De manière générale, en réaction à son infériorisation sociale, conséquence logique de son repli fonctionnel et sociétal, le système militaire privilégie alors une stratégie de l’ouverture qui confine parfois à une dénaturation, l’objectif étant de coller à la société civile, de s’inspirer du fonctionnement de la fonction publique mais aussi des entreprises, d’adopter le vocabulaire et les normes des institutions sociales. Cela est incontestablement la démarche de l’armée américaine dès la fin des années 1970, puis de l’armée britannique. Cette double « subversion culturelle », selon l’expression des auteurs d’un pamphlet virulent, participe sans aucun doute de ce phénomène des relations civilo-militaires décrit par Huntington en termes de « maximisation du pouvoir civil » dans la démarche de contrôle du militaire par l’autorité civile dans une société démocratique. Cet auteur note en effet que « tout système de relations civilo-militaires comprend un équilibre complexe entre l’autorité, l’influence et l’idéologie des forces armées, et l’autorité, l’influence et l’idéologie des groupes non militaires. […] Les institutions militaires de toute société sont ainsi structurées par deux forces : un impératif fonctionnel découlant des menaces pour la sécurité de cette société, et un impératif sociétal provenant des forces sociales, des idéologies et des institutions dominantes de cette société ». En appliquant la formule forgée par Huntington, on peut dire que l’impératif sociétal a pris le pas sur l’impératif fonctionnel et explique ces tentatives de modelage du système militaire sur la société civile.

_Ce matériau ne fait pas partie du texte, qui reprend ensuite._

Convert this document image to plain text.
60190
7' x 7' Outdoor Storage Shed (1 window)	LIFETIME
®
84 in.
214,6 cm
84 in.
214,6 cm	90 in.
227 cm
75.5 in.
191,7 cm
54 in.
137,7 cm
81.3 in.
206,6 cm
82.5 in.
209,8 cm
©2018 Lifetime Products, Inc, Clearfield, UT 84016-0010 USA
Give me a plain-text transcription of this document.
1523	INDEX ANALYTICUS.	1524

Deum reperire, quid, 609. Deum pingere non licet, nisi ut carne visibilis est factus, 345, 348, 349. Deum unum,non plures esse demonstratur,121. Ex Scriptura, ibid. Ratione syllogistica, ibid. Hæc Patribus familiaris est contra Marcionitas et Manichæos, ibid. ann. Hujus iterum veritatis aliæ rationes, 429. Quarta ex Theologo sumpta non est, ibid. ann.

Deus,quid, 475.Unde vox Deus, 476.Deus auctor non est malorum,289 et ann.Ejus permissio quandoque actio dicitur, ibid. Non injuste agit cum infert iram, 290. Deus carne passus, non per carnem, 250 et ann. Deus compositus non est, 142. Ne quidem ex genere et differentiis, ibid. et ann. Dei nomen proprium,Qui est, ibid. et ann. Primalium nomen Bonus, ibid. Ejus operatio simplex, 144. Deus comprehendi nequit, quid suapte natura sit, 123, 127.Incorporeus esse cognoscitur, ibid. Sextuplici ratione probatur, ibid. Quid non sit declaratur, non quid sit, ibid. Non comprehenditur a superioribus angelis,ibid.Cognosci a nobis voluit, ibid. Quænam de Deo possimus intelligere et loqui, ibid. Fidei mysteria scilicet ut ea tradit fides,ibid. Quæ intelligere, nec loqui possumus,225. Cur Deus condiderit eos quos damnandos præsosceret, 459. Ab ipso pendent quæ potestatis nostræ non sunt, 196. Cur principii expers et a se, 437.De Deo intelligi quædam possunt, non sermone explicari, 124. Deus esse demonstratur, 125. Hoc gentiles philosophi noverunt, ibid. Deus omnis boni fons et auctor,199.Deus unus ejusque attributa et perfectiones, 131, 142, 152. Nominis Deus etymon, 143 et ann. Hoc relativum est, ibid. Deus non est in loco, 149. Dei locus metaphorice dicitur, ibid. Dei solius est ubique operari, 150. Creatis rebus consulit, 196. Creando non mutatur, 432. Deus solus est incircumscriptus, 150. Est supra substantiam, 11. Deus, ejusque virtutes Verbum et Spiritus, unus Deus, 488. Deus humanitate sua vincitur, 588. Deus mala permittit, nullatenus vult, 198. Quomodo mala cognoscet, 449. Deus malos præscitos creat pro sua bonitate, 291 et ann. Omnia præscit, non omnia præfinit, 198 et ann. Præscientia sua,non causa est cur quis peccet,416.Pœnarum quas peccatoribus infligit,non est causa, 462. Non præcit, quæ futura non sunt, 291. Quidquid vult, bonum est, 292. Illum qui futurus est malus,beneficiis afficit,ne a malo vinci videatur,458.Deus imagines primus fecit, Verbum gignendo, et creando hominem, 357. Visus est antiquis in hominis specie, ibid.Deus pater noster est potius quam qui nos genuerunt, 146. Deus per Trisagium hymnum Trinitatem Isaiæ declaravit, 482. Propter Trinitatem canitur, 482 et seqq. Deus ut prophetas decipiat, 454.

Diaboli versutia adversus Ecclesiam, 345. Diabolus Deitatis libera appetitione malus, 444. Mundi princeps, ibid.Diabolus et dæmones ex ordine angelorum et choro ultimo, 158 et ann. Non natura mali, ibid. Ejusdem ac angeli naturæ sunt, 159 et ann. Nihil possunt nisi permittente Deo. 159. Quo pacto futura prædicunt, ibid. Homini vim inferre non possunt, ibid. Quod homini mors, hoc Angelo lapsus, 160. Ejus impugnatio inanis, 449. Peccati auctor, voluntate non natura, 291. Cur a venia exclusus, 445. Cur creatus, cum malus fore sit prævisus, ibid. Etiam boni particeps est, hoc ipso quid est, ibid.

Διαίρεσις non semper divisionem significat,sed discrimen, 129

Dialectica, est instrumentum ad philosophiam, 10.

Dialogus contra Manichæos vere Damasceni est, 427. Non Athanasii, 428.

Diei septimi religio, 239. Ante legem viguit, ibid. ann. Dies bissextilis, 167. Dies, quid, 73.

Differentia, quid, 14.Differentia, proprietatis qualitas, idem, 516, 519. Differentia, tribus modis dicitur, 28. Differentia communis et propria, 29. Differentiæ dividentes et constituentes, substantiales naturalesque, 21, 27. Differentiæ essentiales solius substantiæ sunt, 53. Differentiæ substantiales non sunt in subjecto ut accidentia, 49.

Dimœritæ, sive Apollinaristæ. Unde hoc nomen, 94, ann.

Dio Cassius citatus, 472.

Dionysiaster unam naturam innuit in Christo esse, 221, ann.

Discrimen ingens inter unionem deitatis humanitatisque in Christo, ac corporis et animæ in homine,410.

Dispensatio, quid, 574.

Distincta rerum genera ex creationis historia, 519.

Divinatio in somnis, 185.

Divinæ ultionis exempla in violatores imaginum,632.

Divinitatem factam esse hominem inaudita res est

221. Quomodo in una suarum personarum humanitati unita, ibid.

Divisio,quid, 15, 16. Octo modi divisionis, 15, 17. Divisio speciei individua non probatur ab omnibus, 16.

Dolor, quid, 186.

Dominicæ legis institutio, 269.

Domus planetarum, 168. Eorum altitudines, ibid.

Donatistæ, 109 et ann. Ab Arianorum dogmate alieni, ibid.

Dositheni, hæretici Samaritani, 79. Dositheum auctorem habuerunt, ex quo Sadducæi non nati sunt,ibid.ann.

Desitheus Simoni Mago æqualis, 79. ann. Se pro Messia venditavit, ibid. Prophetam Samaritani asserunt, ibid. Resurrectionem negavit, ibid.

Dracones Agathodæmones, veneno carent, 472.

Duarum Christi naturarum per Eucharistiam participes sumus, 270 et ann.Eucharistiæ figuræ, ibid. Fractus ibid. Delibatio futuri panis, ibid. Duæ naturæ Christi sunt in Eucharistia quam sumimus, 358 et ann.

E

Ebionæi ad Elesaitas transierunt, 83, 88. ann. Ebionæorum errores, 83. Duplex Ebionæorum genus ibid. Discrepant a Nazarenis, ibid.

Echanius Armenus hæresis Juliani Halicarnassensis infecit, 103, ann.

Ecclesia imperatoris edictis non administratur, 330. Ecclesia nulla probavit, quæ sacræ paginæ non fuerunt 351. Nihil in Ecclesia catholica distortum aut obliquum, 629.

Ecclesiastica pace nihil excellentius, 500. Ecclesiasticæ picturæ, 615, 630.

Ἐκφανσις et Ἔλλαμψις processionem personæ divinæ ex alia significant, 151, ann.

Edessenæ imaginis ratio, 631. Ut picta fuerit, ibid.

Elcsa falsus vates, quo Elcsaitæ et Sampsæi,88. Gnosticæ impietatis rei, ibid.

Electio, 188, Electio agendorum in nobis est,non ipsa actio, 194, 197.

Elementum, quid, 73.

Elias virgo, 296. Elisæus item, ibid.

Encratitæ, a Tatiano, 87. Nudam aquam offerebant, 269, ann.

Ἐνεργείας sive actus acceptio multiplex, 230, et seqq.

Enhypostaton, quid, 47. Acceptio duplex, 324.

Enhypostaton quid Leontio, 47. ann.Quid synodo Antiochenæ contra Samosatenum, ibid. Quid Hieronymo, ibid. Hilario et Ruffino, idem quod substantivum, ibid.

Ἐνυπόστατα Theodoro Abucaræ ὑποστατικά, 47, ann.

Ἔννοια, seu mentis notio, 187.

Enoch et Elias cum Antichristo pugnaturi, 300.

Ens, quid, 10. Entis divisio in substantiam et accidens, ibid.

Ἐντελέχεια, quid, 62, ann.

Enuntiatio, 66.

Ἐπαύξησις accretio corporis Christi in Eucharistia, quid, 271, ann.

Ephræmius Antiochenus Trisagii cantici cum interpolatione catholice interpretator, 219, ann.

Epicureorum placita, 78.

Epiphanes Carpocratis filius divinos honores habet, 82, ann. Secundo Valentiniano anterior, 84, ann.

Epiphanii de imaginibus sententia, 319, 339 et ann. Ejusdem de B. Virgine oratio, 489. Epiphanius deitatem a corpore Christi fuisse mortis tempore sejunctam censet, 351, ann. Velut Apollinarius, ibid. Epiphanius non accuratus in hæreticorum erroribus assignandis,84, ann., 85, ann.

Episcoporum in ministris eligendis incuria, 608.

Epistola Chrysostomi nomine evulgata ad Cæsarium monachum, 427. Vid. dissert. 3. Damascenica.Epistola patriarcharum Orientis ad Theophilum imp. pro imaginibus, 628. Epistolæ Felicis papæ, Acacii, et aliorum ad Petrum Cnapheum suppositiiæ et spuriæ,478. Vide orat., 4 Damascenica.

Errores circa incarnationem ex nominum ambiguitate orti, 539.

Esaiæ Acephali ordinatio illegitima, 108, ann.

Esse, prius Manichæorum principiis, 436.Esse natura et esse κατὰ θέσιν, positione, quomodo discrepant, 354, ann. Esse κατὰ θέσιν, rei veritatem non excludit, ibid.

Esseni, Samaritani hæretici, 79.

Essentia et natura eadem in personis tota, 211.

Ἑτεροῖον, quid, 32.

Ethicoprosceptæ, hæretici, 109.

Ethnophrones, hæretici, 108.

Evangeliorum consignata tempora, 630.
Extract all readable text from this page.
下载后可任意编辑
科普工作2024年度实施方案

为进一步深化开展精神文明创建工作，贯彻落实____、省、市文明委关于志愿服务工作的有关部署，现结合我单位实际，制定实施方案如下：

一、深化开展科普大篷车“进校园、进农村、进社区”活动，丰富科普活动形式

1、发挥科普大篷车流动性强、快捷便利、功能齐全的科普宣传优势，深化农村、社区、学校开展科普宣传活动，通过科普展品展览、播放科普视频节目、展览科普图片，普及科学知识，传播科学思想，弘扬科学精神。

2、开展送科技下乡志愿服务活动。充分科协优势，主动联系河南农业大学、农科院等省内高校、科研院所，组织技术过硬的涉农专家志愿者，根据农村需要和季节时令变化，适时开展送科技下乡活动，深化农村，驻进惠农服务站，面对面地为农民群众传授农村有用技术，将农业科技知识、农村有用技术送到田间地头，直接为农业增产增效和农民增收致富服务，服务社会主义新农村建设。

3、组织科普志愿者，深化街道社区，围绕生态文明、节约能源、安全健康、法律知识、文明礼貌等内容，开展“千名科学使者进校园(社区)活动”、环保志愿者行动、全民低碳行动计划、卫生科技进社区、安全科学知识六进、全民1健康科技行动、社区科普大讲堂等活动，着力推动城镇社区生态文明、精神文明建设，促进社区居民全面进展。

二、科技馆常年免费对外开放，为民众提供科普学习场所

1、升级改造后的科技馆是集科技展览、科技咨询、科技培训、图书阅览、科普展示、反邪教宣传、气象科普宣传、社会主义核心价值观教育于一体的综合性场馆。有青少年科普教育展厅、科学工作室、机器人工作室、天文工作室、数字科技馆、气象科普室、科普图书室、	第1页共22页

La formation est l’un des domaines privilégiés de la prise en compte de ce dernier impératif qui peut prendre la forme d’une condamnation des valeurs militaires traditionnelles, jugées obsolètes et contre-productives. On assiste alors à des tentatives de « civilianisation » des modes de comportements et de l’idéal de vie. Dans la communauté militaire, l’impact de la civilianisation touche de manière particulière la gendarmerie, à propos de laquelle elle a suscité d’âpres débats. Ce phénomène n’est pas, sous l’effet d’amalgames, sans conséquence sur l’idée nouvelle que certains militaires se font de leur institution ainsi que, pour les gendarmes, de la conception du lien qui les unit avec la gendarmerie. De plus, au-delà du recalage sociétal de la communauté gendarmique, mais dont on peut considérer qu’il peut en procéder, se développe un mythe qui remet en cause la pleine légitimité de cet acteur militaire majeur agissant dans l’ordre interne. En effet, alors que la sécurité est surtout comprise comme relevant des actions de police, celles-ci sont elles-mêmes assimilées au modèle institutionnel posé comme paradigme : la police de statut civil. On a pu en effet constater ces dernières années, notamment à la faveur de la construction européenne et de la réflexion sur son espace de sécurité, une montée de la définition organique de la police et la mise en avant d’une conception idéologique spécifique de cette fonction, appuyée sur le raisonnement déjà décrit plus haut à propos des nécessités de la « police démocratique ».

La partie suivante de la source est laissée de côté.